Home News Irish Times Boosts Revenues But Reports Loss for 2022

Irish Times Boosts Revenues But Reports Loss for 2022

Despite a 2% rise in turnover to €109.7m last year, the Irish Times made a pre-tax loss of just over €5m in 2022 according to the media company’s latest accounts.

The loss compares with a profit of €4.9m in 2021 on a turnover of €107.5m.

Increased overheads, including energy and newsprint costs in addition to one-off payments totalling €1.15m to former managing director Paul Mulvaney and former editor Paul O’Neill, are largely responsible for the loss in 2022.

On a positive note, however, the group reported a 10% increase in income derived from digital subscriptions while advertising revenues across all platforms was up by 5%. Print circulation, however, declined by 6% last year, lower than the across-the-board decline of 10% for print publishers.

Elsewhere, third party printing contracts increased by 12% and the group is now the largest printer of newspapers in the country having recently taken over contracts to print the Irish Independent, the Sunday Independent and the Sunday World.

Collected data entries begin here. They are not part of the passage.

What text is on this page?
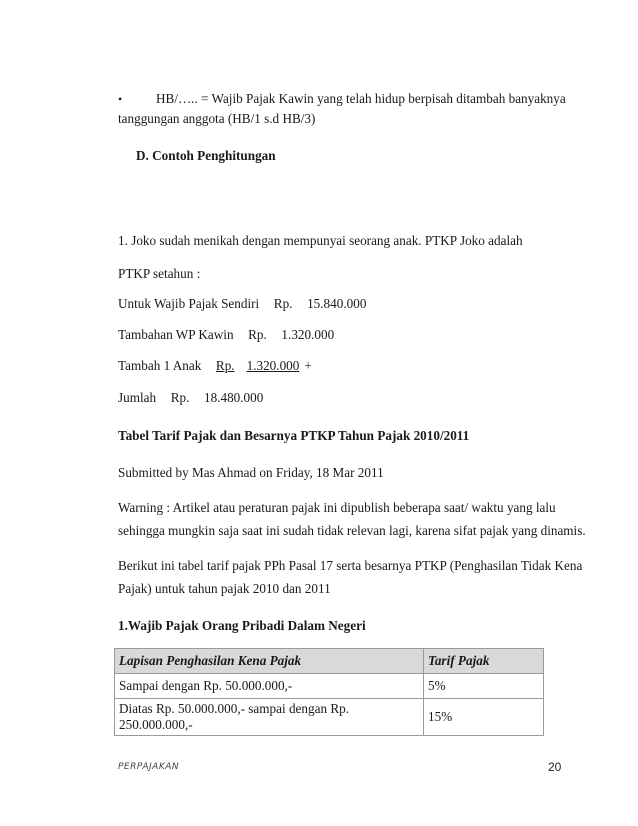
•	HB/….. = Wajib Pajak Kawin yang telah hidup berpisah ditambah banyaknya
tanggungan anggota (HB/1 s.d HB/3)
D. Contoh Penghitungan
1. Joko sudah menikah dengan mempunyai seorang anak. PTKP Joko adalah
PTKP setahun :
Untuk Wajib Pajak Sendiri Rp. 15.840.000
Tambahan WP Kawin Rp. 1.320.000
Tambah 1 Anak Rp. 1.320.000 +
Jumlah Rp. 18.480.000
Tabel Tarif Pajak dan Besarnya PTKP Tahun Pajak 2010/2011
Submitted by Mas Ahmad on Friday, 18 Mar 2011
Warning : Artikel atau peraturan pajak ini dipublish beberapa saat/ waktu yang lalu
sehingga mungkin saja saat ini sudah tidak relevan lagi, karena sifat pajak yang dinamis.
Berikut ini tabel tarif pajak PPh Pasal 17 serta besarnya PTKP (Penghasilan Tidak Kena
Pajak) untuk tahun pajak 2010 dan 2011
1.Wajib Pajak Orang Pribadi Dalam Negeri
Lapisan Penghasilan Kena Pajak	Tarif Pajak
Sampai dengan Rp. 50.000.000,-	5%
Diatas Rp. 50.000.000,- sampai dengan Rp. 250.000.000,-	15%
PERPAJAKAN	20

Separately, editorial staff at the group were briefed on Thursday that the business intends to begin a voluntary redundancy scheme, aimed at addressing rising costs, according to a number of sources.

Speaking to the Irish Times newspaper, Deirdre Veldon, managing director of the group said “Our revenues were back up to 2019 levels in 2022 thanks to growth in our digital subscriptions, advertising and increased revenues from printing contracts for other publishers. That increase is the result of the hard work, creativity and commitment of all our staff.

“That said, we experienced a big increase in costs, particularly those we can’t control, including electricity and costs associated with printing our publications.”

She added that the outlook for the group “remains challenging” and there continues to be “significant pressure” on costs right across the business with the company set to open a programme of voluntary redundancies.

“Following a cost review earlier this year, we are finalising a range of measures to manage our costs effectively, including the introduction of a voluntary parting programme,” she said.